Именно Дорис пришла в голову идея организовать нечто вроде фирменного блюда. Если клиент платил два доллара сверх заявленной цены на индюшиные рулетики, то в придачу получал бесплатный портрет.

— Она классно рисует, — прокомментировала Дорис, наблюдая, как я покрываю лист бумаги извилистыми линиями прически Барбры Стрейзанд. — Все эти Джо Шмо сразу почувствуют себя знаменитостями.

Мне было немного не по себе. Я чувствовала себя цирковой диковиной, но отклик на объявление, которое мы вложили в меню, оказался на удивление бурным. Чаевых мне теперь доставалось намного больше, чем когда я просто обслуживала столики. Большинство завсегдатаев я нарисовала в первый же день. Сделать эти портреты бесплатными придумал Лайонел. Он же распорядился вывесить их на стену рядом с моими предыдущими работами. Если честно, то я могла бы изобразить большинство этих людей и по памяти. Я уже давно исподтишка за ними наблюдала, пытаясь угадать, чем они живут, а в свободное время дополняя недостающие детали собственным воображением.
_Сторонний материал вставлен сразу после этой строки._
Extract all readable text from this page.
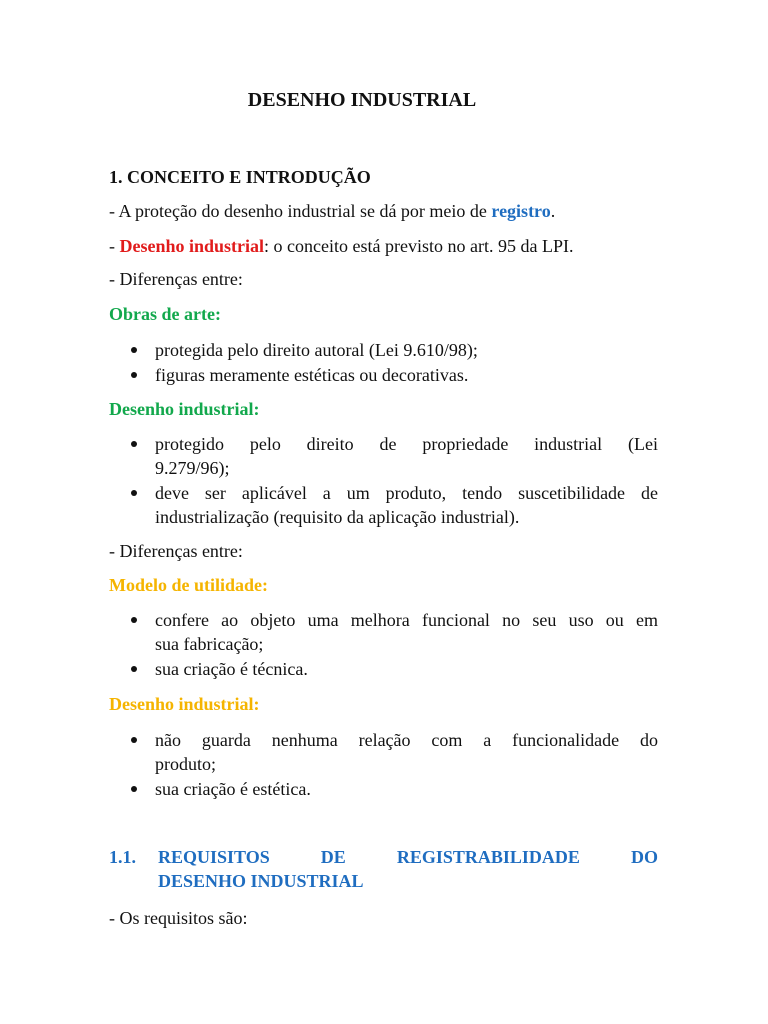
DESENHO INDUSTRIAL
1. CONCEITO E INTRODUÇÃO
- A proteção do desenho industrial se dá por meio de registro.
- Desenho industrial: o conceito está previsto no art. 95 da LPI.
- Diferenças entre:
Obras de arte:
protegida pelo direito autoral (Lei 9.610/98);
figuras meramente estéticas ou decorativas.
Desenho industrial:
protegido pelo direito de propriedade industrial (Lei
9.279/96);
deve ser aplicável a um produto, tendo suscetibilidade de
industrialização (requisito da aplicação industrial).
- Diferenças entre:
Modelo de utilidade:
confere ao objeto uma melhora funcional no seu uso ou em
sua fabricação;
sua criação é técnica.
Desenho industrial:
não guarda nenhuma relação com a funcionalidade do
produto;
sua criação é estética.
1.1. REQUISITOS DE REGISTRABILIDADE DO
DESENHO INDUSTRIAL
- Os requisitos são:
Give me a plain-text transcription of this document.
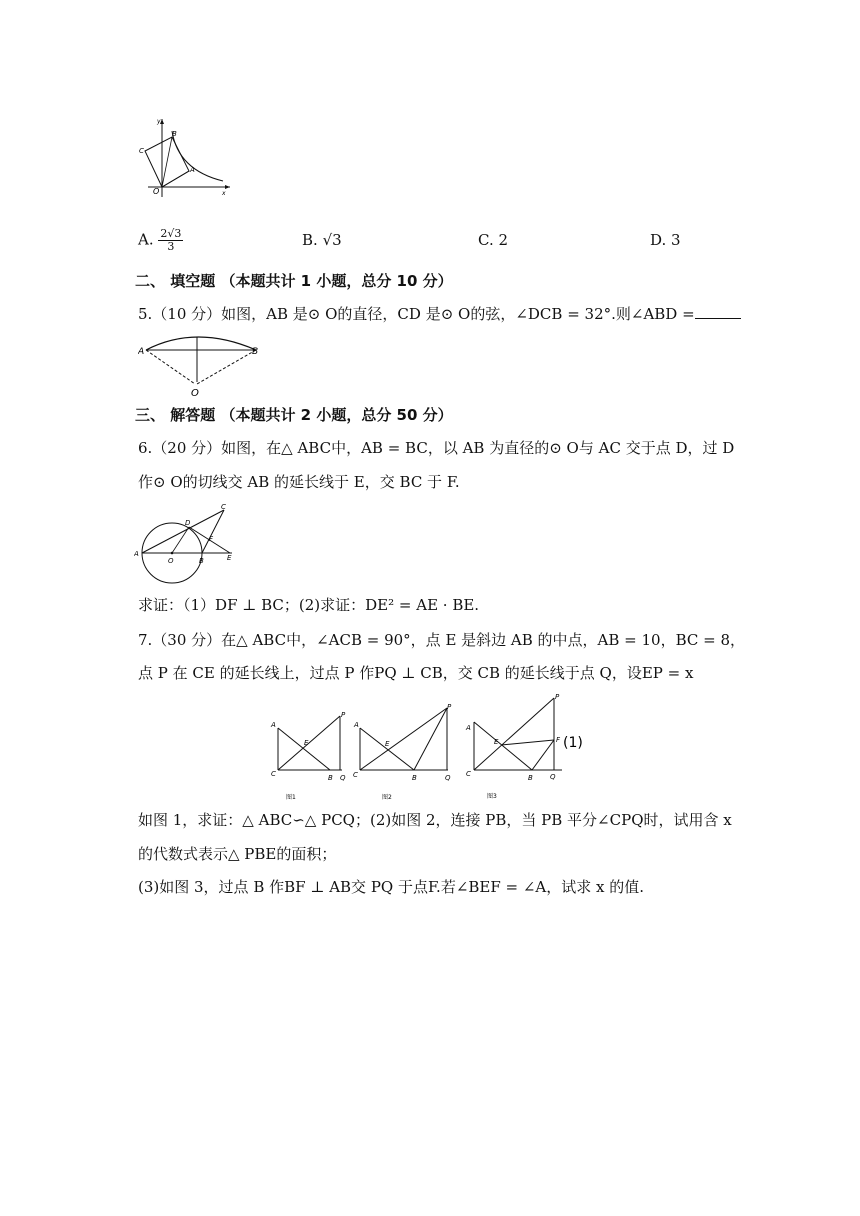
y
x
O
A
B
C
A. $\frac{2√3}{3}$	B. √3	C. 2	D. 3
二、 填空题 （本题共计 1 小题，总分 10 分）
5.（10 分）如图，AB 是⊙ O的直径，CD 是⊙ O的弦，∠DCB = 32°.则∠ABD =
A	B
O
三、 解答题 （本题共计 2 小题，总分 50 分）
6.（20 分）如图，在△ ABC中，AB = BC，以 AB 为直径的⊙ O与 AC 交于点 D，过 D
作⊙ O的切线交 AB 的延长线于 E，交 BC 于 F.
A
B
C
D
E
F
O
求证：（1）DF ⊥ BC；(2)求证：DE² = AE · BE.
7.（30 分）在△ ABC中，∠ACB = 90°，点 E 是斜边 AB 的中点，AB = 10，BC = 8，
点 P 在 CE 的延长线上，过点 P 作PQ ⊥ CB，交 CB 的延长线于点 Q，设EP = x
A
C
E
B Q
P
图1
A
C
E
B	Q
P
图2
A
C
E
B Q
P
F (1)
图3
如图 1，求证：△ ABC∽△ PCQ；(2)如图 2，连接 PB，当 PB 平分∠CPQ时，试用含 x
的代数式表示△ PBE的面积；
(3)如图 3，过点 B 作BF ⊥ AB交 PQ 于点F.若∠BEF = ∠A，试求 x 的值.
Взять, к примеру, Розу, блондинку, каждую пятницу делавшую прическу в парикмахерской неподалеку, а после этого заглядывавшую на ланч в наш ресторан. Она носила дорогие льняные костюмы, классические туфли и обручальное кольцо с бриллиантом. У нее было портмоне от Гуччи, и деньги она складывала в строгом порядке — долларовые бумажки, пятерки, десятки и двадцатки. Однажды она привела с собой лысеющего мужчину, который весь обед крепко держал ее за руку и говорил по-итальянски. Я решила, что это ее любовник, потому что все остальное в ее жизни было уж чересчур безупречным.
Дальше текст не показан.